How long are these sequences on average (ok 500-1000bp), and are they polyadenylated? There are two things to consider:
First, if they are not polyA they will be missed in most RNA-seq samples as most are polyA-enriched.
Second, they must be at least in the range of 200bp or longer as shorter sequences typically get exluded in the library preparation except it is shortRNA sequencing. Transposons are not my field so be sure that it is common to detect them in RNA-seq as there are some RNA species that are rapidly degraded and might require special library prep techniques to preserve them, which might not be the case in most standard RNA-seq samples.

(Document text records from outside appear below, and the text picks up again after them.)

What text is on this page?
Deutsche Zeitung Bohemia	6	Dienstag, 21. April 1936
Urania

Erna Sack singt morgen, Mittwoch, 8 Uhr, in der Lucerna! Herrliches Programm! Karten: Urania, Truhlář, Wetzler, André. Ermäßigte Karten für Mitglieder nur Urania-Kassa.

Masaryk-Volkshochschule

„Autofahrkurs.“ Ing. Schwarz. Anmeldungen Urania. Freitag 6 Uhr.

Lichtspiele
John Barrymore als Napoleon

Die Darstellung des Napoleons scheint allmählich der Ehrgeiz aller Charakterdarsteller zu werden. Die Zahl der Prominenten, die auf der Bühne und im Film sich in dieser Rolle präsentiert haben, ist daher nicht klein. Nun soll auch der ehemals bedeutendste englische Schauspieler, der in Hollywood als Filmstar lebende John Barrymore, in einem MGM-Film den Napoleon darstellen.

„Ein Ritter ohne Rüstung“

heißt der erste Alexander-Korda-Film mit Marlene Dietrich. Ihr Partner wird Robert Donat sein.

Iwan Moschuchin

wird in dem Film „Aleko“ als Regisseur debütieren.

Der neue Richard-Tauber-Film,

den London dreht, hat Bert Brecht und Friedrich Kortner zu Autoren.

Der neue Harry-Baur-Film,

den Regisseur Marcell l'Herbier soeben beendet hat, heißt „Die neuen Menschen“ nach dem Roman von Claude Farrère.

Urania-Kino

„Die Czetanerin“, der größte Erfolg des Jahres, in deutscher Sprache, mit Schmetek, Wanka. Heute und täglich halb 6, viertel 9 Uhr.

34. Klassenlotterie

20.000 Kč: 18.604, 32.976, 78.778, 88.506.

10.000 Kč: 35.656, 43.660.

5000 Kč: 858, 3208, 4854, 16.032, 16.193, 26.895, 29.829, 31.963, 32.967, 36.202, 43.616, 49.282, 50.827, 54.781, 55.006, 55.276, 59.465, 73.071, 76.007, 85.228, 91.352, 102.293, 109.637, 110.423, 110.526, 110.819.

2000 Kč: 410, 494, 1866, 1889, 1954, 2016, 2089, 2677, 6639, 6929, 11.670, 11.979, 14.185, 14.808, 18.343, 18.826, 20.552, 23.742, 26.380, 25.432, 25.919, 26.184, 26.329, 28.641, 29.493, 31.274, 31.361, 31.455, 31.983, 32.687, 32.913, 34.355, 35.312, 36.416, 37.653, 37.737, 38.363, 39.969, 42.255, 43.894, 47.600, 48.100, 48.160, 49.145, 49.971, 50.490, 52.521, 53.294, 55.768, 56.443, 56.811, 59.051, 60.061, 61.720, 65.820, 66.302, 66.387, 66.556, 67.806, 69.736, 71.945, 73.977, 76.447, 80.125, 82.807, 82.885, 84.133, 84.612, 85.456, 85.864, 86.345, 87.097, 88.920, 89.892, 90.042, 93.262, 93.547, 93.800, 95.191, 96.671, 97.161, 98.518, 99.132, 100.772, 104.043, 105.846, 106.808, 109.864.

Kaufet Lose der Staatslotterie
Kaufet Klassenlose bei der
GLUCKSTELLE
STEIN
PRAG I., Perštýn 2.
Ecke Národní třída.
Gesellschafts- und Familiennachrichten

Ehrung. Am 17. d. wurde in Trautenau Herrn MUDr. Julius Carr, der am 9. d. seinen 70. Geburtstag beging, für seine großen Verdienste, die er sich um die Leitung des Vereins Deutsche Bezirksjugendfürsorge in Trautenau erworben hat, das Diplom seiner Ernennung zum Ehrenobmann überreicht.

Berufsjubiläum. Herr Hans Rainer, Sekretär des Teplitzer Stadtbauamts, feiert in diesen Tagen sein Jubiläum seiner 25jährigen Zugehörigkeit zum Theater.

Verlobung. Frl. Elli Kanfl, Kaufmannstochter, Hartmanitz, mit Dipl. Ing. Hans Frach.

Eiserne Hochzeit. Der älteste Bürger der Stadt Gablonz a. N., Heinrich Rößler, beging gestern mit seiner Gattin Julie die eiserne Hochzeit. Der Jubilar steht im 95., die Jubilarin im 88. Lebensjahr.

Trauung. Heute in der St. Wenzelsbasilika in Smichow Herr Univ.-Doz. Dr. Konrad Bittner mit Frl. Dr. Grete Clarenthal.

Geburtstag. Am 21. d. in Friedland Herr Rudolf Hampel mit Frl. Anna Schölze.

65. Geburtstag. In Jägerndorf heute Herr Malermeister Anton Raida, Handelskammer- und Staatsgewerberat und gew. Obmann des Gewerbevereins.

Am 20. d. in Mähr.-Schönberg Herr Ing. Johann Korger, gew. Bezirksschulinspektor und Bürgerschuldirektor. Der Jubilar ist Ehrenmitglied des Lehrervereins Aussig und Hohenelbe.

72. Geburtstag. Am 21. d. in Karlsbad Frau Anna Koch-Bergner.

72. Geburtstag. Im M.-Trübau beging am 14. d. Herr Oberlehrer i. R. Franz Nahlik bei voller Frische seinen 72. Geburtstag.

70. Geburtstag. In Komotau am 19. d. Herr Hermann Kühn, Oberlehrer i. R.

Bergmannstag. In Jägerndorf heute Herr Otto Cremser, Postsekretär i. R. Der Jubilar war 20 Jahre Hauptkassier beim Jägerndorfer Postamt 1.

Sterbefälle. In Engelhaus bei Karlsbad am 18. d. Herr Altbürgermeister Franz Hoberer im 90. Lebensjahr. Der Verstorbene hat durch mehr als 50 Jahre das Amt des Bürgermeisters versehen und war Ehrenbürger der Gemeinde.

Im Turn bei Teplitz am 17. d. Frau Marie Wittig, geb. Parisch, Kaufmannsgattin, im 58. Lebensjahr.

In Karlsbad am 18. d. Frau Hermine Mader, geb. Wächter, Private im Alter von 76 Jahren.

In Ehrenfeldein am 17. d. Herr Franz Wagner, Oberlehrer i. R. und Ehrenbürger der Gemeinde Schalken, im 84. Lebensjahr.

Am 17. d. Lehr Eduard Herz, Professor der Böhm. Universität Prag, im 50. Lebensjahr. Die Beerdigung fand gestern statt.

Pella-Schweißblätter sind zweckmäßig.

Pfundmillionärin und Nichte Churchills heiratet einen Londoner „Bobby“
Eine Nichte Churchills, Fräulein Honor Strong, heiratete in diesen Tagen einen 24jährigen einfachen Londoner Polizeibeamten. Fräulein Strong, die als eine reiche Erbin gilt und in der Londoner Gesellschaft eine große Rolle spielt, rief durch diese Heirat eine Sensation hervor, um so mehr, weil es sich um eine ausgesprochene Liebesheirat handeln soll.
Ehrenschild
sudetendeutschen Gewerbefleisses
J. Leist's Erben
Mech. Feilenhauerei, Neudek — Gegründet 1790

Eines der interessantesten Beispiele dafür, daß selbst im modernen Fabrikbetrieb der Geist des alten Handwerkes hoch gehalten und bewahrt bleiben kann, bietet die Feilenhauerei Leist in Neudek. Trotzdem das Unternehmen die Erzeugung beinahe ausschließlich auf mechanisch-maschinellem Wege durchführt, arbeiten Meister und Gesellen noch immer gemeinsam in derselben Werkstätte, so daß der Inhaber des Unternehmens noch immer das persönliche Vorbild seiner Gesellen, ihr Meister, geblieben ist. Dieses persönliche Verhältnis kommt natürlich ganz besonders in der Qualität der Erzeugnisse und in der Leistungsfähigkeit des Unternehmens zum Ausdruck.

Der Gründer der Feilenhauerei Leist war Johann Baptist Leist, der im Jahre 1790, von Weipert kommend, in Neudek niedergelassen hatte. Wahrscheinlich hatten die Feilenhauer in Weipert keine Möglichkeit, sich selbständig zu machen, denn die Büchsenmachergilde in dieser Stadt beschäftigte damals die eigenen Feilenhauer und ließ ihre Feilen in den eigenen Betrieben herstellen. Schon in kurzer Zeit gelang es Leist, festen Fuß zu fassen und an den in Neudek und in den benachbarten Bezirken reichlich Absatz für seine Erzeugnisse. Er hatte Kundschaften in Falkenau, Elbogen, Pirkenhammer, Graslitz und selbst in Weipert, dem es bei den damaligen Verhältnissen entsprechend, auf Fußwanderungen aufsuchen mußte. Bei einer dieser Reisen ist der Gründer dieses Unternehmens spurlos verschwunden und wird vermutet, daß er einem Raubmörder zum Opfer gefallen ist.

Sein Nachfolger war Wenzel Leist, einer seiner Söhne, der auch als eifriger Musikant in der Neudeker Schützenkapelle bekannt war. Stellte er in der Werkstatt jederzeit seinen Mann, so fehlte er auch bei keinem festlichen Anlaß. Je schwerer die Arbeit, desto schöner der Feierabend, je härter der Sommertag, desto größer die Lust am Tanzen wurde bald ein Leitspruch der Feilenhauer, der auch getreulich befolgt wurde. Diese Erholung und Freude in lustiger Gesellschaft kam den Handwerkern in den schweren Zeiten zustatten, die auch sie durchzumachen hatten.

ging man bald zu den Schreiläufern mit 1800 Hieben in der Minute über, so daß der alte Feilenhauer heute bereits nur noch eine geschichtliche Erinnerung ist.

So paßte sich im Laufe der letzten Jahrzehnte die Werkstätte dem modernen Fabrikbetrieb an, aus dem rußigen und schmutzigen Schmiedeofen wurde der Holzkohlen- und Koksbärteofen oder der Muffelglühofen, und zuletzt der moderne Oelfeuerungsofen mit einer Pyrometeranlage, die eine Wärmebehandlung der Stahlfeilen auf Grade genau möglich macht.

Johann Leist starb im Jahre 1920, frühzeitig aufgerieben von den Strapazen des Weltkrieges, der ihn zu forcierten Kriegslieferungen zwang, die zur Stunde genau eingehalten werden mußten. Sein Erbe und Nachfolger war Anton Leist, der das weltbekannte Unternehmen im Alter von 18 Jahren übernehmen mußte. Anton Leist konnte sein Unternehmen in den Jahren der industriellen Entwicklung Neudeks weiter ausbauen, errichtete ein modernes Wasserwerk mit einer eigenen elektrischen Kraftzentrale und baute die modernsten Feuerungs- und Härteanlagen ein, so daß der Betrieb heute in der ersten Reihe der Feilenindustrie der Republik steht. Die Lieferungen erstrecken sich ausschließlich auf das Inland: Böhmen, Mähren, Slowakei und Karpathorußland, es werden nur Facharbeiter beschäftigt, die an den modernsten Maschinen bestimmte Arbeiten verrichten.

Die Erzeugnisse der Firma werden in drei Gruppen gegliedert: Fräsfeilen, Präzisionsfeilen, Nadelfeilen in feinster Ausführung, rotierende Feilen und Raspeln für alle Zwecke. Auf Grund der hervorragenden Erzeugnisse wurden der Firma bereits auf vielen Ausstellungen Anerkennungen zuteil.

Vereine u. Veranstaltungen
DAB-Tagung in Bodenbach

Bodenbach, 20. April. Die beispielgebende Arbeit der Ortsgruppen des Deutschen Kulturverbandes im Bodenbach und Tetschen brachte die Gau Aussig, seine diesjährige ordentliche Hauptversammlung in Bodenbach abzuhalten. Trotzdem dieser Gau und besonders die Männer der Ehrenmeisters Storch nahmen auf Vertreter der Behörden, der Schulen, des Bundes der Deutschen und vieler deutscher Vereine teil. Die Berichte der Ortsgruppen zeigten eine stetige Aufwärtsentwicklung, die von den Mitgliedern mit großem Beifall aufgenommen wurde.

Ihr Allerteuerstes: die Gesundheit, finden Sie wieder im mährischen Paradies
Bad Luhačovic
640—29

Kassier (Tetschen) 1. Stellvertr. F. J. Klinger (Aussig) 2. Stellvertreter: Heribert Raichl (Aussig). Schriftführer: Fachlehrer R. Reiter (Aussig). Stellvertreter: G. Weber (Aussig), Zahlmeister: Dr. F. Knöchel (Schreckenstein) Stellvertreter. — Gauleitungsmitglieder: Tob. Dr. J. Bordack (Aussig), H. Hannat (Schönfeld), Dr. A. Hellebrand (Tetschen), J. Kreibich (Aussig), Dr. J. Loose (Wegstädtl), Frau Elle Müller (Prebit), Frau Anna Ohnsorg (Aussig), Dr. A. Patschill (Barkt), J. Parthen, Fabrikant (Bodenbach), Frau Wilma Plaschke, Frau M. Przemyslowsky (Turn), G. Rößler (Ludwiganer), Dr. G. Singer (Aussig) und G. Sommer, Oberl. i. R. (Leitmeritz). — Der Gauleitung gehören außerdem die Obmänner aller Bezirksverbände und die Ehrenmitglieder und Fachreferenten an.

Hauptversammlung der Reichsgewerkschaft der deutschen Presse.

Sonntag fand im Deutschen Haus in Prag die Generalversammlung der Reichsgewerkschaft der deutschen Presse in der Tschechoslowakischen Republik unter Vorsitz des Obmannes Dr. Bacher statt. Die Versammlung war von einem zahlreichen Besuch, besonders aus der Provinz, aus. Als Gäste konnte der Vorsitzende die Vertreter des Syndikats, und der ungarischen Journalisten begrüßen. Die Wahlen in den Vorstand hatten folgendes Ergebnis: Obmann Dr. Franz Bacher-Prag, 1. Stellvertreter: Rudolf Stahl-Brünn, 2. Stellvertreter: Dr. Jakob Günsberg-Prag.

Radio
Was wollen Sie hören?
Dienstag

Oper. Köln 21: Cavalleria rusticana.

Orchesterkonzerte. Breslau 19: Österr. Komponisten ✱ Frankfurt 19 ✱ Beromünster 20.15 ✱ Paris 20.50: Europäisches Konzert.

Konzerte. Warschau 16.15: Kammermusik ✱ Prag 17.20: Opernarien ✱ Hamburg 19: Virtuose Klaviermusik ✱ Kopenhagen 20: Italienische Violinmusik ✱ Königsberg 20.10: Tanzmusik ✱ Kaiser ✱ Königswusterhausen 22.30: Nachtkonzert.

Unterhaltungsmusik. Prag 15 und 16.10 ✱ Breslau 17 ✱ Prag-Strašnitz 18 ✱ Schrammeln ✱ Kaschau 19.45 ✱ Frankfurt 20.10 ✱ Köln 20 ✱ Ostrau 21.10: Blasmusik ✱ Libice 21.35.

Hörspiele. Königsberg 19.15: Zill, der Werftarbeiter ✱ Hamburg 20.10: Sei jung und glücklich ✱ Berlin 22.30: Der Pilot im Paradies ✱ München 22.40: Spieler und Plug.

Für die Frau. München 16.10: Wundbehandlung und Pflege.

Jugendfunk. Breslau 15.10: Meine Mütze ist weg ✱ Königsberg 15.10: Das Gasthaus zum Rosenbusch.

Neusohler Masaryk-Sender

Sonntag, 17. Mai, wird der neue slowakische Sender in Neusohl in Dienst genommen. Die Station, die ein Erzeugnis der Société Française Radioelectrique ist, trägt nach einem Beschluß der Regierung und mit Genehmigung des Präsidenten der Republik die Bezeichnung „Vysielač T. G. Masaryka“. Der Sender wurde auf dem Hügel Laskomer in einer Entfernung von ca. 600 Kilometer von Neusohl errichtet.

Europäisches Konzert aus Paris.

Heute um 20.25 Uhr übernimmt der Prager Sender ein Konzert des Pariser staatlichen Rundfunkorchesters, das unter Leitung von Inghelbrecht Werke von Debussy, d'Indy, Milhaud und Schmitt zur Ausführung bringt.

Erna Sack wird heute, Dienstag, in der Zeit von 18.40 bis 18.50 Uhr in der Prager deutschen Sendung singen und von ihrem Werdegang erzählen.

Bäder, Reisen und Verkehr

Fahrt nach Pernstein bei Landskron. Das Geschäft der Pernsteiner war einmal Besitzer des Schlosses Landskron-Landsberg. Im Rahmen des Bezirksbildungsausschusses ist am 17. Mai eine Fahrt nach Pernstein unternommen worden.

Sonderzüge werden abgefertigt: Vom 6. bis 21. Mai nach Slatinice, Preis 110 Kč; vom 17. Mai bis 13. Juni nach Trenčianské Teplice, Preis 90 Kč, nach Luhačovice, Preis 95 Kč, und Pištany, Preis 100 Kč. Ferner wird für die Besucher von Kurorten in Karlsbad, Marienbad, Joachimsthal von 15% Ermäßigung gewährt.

From the technical side, check first if these sequences are already present in the respective reference transcriptome. If so, use a tool such as salmon to quantify your data against it. If not include the sequences (without polyA tails) into that reference and then use salmon. Alternatively align data against a reference genome with tools such as star or hisat2 and then make sure you have a annotation file (GTF) where you included the coordinates of these sequences. Tools such as featureCounts can then assign the aligned reads to the features in the GTF. This is all pretty much standard so please first get a background in RNA-seq and the related analysis techniques.
Thank you a lot. I've yet done a kind of analysis. I produced a gff file with coordinates of transposons in the genome using repeatmasker, then I used featurecounts to assign the aligned reads as you suggested. My doubt was if there was a tool that can find the expression using fasta file without alignments and you answered to me. Thank you
Hi Dominigues! Thank you a lot!
Is it possible to use your own reference index from a fasta file with transposable elements generated by repeatscout instead of the ones present in the database of salmonTE?
No idea. I suggest asking the developers in github. They have been quite responsive whenever I had similar questions.